Um ihr Ziel von netto null Kohlendioxid-Emissionen bis 2050 zu erreichen, muss die Schweiz die Energiewende vorantreiben, sei es bei Strom, Wärme oder Mobilität. Die dauerhafte Speicherung von CO₂ ist eine weitere grosse Herausforderung. Insbesondere für Emissionen, die sich nicht oder nur schwer vermeiden lassen, wie zum Beispiel jene aus Müllverbrennungsanlagen, muss die Schweiz eine dauerhafte Lösung finden.
Forschende der Eidgenössischen Technischen Hochschule Zürich (ETH) haben erstmals in einer Studie untersucht , ob CO₂ in der Schweiz dauerhaft in Form von Karbonatgestein im Untergrund gespeichert werden kann und welche Kriterien dafür erfüllt sein müssen. Die Ergebnisse wurden kürzlich im Swiss Journal of Geosciences veröffentlicht.
Wie Gestein zur Speicherung von CO₂ genutzt werden kann
Zunächst wollen die ETH-Forscher herausfinden, ob es in der Schweiz Gebiete gibt, in denen CO₂ dauerhaft im felsigen Untergrund gespeichert werden kann. Damit CO₂ dauerhaft im Untergrund gespeichert werden kann, muss das Gestein reich an Kalzium, Magnesium und Eisen sein und gleichzeitig möglichst wenig Siliziumdioxid enthalten. Mögliche Kandidaten sind Basalt, Peridotit und Serpentinit.

Für eine optimale Speicherkapazität muss das unterirdische Gestein ein bestimmtes Volumen haben und sich in einer Tiefe von mindestens 350 Metern befinden, damit der Druck hoch genug ist, um das CO₂ im Wasser zu halten. Eine optimale Temperatur zwischen 90 °C und 185 °C sowie das Alter, der Alterungszustand, die Porosität und die Durchlässigkeit des Gesteins spielen ebenfalls eine wichtige Rolle. "Dies sind einige der Kriterien, die erfüllt sein müssen, damit ein Gebiet als Reservoir gelten kann", sagt Adrian Martin, dessen Masterarbeit die Grundlage für diese Studie bildet.

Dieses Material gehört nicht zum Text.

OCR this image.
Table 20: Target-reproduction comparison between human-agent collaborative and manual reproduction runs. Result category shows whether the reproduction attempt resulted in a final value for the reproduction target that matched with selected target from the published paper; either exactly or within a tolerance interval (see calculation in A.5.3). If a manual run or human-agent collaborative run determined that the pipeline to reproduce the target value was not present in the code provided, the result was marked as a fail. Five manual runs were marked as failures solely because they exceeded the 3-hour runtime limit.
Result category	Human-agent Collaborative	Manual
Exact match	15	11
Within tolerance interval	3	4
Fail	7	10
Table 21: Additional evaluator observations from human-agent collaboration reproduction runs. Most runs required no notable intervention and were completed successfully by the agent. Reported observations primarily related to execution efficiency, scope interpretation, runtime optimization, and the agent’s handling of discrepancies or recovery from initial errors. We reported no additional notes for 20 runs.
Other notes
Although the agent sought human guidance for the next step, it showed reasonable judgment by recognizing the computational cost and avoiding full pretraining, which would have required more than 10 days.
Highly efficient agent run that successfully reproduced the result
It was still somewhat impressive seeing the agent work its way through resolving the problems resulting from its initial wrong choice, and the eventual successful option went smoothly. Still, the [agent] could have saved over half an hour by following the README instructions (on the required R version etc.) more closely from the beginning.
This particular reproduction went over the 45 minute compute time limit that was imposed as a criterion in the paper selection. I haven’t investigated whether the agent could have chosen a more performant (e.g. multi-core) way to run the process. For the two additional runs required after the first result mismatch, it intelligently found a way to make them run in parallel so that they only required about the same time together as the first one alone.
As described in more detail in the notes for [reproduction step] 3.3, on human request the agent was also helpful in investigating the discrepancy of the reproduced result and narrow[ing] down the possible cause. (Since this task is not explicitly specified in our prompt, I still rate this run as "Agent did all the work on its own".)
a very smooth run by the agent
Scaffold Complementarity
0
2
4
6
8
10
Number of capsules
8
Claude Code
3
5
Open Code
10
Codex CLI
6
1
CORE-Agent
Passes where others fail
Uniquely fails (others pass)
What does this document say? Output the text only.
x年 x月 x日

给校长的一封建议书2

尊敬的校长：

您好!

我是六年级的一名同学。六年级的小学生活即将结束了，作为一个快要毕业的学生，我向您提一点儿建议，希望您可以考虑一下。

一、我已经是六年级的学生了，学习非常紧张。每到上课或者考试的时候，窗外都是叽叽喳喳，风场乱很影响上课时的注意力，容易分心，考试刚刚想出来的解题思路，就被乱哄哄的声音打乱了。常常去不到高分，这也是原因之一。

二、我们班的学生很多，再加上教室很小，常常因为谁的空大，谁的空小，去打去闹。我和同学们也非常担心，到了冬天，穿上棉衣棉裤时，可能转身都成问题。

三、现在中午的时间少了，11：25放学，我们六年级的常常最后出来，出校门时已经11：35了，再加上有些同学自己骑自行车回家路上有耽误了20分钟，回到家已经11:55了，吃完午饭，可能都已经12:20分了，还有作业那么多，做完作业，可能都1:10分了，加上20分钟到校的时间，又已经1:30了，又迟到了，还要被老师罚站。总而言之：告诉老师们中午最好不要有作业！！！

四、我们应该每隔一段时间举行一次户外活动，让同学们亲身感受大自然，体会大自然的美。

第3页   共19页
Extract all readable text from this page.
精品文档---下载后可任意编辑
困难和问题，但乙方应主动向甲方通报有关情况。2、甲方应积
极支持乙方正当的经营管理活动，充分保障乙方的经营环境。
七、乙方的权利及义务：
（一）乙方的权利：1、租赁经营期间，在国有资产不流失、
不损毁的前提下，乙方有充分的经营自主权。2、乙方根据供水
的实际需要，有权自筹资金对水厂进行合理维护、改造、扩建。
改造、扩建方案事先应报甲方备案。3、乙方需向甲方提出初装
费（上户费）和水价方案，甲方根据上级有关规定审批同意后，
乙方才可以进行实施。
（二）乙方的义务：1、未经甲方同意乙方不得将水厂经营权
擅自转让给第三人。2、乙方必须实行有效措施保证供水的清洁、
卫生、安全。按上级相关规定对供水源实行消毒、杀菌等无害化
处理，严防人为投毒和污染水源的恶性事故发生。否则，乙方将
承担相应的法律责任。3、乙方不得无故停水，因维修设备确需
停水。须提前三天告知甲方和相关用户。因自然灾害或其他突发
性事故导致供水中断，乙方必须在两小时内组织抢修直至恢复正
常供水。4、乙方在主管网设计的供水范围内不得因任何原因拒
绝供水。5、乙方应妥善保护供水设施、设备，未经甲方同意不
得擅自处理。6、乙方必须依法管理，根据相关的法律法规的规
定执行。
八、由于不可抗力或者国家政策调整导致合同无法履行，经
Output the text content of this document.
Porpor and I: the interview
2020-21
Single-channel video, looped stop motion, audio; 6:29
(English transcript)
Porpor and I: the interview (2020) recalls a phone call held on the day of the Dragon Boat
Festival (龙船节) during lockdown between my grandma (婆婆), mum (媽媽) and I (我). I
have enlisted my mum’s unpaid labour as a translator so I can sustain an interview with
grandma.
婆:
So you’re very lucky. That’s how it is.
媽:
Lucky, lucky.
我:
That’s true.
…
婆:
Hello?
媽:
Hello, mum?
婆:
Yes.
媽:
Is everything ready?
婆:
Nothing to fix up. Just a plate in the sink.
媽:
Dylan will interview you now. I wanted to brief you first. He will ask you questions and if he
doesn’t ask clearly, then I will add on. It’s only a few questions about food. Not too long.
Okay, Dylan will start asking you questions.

Martin hat seine Arbeit am Zentrum für Energiewissenschaften der ETH Zürich unter der Leitung von Marco Mazzotti, emeritierter Professor für Verfahrenstechnik, erweitert. Um CO₂ im Untergrund zu speichern, wird es in Wasser gelöst und in Form von Kohlensäure in den Untergrund gepumpt. Das verwendete Wasser ist zunächst sauer, d. h. hat einen niedrigen pH-Wert. Es dringt in poröses Gestein ein und löst es auf, wobei Eisen-, Magnesium- und Kalziumionen freigesetzt werden.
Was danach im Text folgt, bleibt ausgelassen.